Script URL enumeration (5 days)

Define a function to enumerate the URLs of all scripts associated with a given global object.

Debugger user interfaces need to be able to present the user with a list of the scripts in use by a particular page or origin, so that the user can browse their source code, set breakpoints, and so on. These lists should include only those scripts in use by the page or origin being debugged.

Draft C++ js::dbg2 breakpoint API (3 days)

Write a C++ API declaring:

• A class representing a position at which a breakpoint can be set, expressed in terms of textual positions (URL, line, and column) or in terms of function names (a global object, a series of containing function names, and a final function name), or in terms of specific function objects.

  The API should permit the "grammar" of breakpoint locations to be extended in the future (to describe, say, function-valued properties in object literals).

  These should be designed such that, in normal, efficent use, no explicit storage management (new/delete) is required.

  URLs in breakpoint locations should be represented as entries in the runtime's scriptFilenameTable. This means that, given a breakpoint location, we have immediate access to the list of JSScripts derived from the source code to which the location refers.

  If possible, the URL/line/column variant of this type should be suitable for use by the js::dbg2 stack frame type to represent source positions; we should not need two distinct types that represent locations in source code.

• A class representing a breakpoint, js::dbg2::Breakpoint, which can be inserted in or removed from a debugging sphere. This API will not be concerned with breakpoint conditions, ignore counts, and such; those behaviors must be implemented by the client of the js::dbg2 interface.
• A stub js::dbg2::Sphere class, sufficient for bootstrapping, constructed from a given global object.
• Debugging sphere member functions for enumerating the currently inserted breakpoints.

Implement Breakpoint Location Classes (5 days)

Implement the classes described above describing breakpoint locations. There may be some tricky work here, as we want to have entries in the scriptFilenameTable that are live because they are referred to by breakpoint location objects, not scripts, and have entries cleaned up as appropriate.
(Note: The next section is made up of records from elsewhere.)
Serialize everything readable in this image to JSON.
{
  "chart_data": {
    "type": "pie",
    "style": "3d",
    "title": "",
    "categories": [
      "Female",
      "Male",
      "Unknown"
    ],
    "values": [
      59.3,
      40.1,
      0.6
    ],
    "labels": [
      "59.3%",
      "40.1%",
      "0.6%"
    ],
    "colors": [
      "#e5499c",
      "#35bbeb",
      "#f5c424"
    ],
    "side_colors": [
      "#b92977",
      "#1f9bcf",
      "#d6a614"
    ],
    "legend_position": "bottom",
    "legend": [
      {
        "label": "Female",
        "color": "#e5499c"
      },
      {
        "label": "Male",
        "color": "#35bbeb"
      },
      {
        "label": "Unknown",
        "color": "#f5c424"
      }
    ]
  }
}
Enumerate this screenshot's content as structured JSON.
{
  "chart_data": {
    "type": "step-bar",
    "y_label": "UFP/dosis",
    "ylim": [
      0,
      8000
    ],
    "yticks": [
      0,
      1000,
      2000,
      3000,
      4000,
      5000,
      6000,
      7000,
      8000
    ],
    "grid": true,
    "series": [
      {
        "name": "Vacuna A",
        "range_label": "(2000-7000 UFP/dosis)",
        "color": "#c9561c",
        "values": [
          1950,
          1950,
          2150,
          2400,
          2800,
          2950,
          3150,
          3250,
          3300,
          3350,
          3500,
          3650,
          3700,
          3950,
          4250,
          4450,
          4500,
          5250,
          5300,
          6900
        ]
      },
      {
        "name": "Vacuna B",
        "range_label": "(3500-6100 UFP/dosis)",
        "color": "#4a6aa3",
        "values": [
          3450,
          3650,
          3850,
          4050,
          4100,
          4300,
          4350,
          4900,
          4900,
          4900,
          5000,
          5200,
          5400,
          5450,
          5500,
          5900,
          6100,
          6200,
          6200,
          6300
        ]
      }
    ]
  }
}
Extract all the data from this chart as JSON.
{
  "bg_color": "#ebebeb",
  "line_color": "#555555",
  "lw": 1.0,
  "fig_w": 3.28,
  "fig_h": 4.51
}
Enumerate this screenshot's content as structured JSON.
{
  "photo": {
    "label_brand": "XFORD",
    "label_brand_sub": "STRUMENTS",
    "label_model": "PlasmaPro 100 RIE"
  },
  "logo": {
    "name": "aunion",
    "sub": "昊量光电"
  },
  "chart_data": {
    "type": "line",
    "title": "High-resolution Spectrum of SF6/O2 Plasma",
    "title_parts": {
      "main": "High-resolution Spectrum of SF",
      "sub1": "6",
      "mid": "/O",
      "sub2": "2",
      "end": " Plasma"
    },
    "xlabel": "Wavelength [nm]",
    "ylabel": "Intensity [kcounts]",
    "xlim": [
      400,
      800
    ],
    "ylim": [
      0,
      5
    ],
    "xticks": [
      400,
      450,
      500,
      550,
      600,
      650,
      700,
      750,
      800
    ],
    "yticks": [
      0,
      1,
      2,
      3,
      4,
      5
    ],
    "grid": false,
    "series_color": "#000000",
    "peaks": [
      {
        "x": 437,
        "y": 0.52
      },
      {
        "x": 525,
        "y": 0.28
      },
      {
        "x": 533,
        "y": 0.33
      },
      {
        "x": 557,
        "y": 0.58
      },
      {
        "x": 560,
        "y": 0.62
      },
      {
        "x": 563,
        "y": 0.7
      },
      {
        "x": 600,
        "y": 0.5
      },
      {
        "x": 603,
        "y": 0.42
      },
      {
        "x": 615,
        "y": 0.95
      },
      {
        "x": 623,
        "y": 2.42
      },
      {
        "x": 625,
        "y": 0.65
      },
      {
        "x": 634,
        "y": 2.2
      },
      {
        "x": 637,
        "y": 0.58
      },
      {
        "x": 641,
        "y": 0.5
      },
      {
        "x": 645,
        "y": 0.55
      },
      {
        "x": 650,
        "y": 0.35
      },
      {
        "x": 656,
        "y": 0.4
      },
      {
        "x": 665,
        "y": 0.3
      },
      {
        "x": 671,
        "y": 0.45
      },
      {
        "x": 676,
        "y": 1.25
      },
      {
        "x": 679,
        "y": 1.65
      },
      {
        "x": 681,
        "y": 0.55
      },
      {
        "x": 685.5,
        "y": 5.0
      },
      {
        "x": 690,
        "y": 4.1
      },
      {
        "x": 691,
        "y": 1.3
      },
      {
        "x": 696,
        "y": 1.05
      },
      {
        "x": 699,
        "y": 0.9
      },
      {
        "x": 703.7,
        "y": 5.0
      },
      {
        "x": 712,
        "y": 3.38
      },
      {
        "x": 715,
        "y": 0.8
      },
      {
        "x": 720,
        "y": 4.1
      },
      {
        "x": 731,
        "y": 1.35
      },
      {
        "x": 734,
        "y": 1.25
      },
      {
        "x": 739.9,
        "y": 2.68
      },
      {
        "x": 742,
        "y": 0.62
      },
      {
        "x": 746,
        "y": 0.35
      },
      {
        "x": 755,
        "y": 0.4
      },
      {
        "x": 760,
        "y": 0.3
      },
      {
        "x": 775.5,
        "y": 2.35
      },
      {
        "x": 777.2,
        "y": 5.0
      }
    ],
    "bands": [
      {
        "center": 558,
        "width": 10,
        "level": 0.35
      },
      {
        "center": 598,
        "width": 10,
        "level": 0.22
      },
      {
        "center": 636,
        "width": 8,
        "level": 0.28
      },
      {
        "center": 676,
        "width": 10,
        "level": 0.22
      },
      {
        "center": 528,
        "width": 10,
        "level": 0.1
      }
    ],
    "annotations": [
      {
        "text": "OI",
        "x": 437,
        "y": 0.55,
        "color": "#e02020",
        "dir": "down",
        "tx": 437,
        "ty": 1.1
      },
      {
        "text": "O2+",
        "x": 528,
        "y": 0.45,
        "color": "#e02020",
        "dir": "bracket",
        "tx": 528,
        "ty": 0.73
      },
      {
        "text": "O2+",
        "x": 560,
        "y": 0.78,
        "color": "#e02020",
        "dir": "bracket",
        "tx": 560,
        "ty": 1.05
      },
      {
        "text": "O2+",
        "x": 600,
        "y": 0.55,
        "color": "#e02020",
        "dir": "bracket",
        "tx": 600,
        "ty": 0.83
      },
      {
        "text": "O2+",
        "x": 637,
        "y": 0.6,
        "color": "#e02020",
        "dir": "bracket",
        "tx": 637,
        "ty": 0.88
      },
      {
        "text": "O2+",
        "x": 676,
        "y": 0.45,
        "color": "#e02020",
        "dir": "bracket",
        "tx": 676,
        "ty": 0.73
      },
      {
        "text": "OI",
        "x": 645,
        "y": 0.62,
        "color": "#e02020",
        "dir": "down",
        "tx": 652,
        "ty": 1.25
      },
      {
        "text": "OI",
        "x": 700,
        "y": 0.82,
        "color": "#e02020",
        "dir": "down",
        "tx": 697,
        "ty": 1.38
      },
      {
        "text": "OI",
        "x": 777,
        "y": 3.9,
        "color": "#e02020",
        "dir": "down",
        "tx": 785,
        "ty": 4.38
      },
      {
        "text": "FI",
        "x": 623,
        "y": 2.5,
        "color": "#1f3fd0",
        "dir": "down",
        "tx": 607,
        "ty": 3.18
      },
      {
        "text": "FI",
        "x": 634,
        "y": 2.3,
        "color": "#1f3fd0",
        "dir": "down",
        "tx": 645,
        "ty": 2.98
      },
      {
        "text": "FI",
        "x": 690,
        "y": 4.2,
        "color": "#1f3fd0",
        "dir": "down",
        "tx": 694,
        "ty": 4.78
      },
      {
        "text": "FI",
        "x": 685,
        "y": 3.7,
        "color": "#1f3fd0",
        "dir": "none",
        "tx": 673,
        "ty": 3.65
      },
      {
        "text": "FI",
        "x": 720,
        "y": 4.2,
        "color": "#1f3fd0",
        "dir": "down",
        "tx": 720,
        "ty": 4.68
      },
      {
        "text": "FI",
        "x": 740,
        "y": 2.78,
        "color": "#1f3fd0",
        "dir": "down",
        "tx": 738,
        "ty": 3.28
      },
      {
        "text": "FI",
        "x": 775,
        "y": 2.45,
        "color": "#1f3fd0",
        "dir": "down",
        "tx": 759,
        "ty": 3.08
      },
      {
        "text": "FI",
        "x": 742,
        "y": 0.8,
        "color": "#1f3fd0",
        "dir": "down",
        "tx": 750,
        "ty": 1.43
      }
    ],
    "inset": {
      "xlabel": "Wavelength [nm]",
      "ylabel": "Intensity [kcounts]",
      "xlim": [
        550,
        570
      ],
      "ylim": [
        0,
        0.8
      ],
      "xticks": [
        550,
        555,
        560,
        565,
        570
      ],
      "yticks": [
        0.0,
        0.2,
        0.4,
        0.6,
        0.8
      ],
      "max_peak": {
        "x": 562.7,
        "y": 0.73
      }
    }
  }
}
Implement js::dbg2::Breakpoint(15 days)

Implement the js::dbg2::Breakpoint class, including insertion and removal. This entails:

• turning the various sorts of breakpoint locations into JSScript,offset pairs
• searching JSScript lists to insert and remove traps
• managing multiple breakpoints set at the same bytecode
• inserting traps for existing breakpoints into newly loaded code (pending breakpoints)
• coping with scripts being garbage collected
• interlocking with JägerMonkey to insure that breakpoints are never set in functions that have JM frames on the stack

Use function start positions when re-setting breakpoints (8 days)

When re-loading a previously loaded script, we should use our knowledge of function boundaries to improve our accuracy as we re-set breakpoints in the new script. If all changes to a script lie outside a given function's definition, then treating the breakpoint as if it were set relative to the function's start, rather than at an absolute line and column, will allow us to find a better location for it in the new script.

Expand source notes to carry column information (8 days)

Extend the source notes attached to JSScripts to carry both line and column information. This allows debugging of poorly-formatted code such as that produced by script compressors or obfuscators. The bytecode compiler already tracks column numbers; they're simply not recorded in the source notes.

Note that this need not imply any increase in the size of notes for normally formatted source code: the granularity of the features distinguished by the source annotations (that is, statements) need not change. Only if there were multiple statements or functions on the same line would column numbers be needed to distinguish them.